The editorial makes the point that it’s “pretty tough making cars”. Why? We’ve been doing it for 100 years, surely we’ve worked out all the easy ways?
You say “you need a lot of technology” – what technology? We’re not making Hadron Colliders – cars are only large billy-carts with an internal-combustion engine shoved up the front (which was invented over 100 years ago and hasn’t changed much) – and a few lounge-chairs chucked in the middle.
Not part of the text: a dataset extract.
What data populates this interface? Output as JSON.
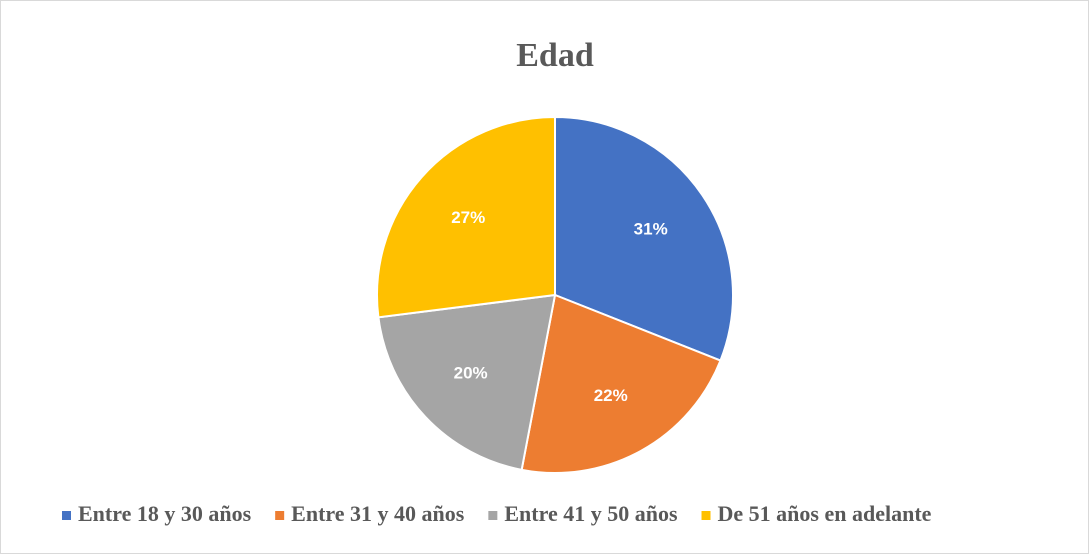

Everyone loves to talk about the “flow-on” (aka, the “trickle-down”) effect, but, in fact (to the arm-chair economist, again) it could be the reverse, there could be a huge “opportunity cost” involved. The obsession with building cars could in fact be taking us AWAY from devoting more productive technology and research into other areas (medical research, agri-science, alternate energy technology, etc)?
You say isn’t it good “all those factory workers” will still have a job in four years. What about after that? How long do we keep pouring money into one industry at the expense of others – particularly when many exist in marginal electorates?
Are we also going to subsidise the giant coking-coal operator in Queensland? Or the global aluminium producer in Victoria, who’s now threatening closure? Or the banks – who are throwing bodies overboard by the bucket-load?
What about our “local” mining companies – all pleading special treatment?
And what about Kodak? If you recall Bob Hawke (I think) who forked out millions to preserve the jobs of a few workers in Brunswick. Sometime later they shifted to Singapore – and last month they’ve filed for bankruptcy in the US.
So much for picking winners.
. . . . . .
Anyway, this whole issue is a complex one that could benefit from more frank discussion. What do readers think? If they receive subsidies they’ll probably disagree with me – if they missed out, they’ll probably agree. That demonstrates the problem.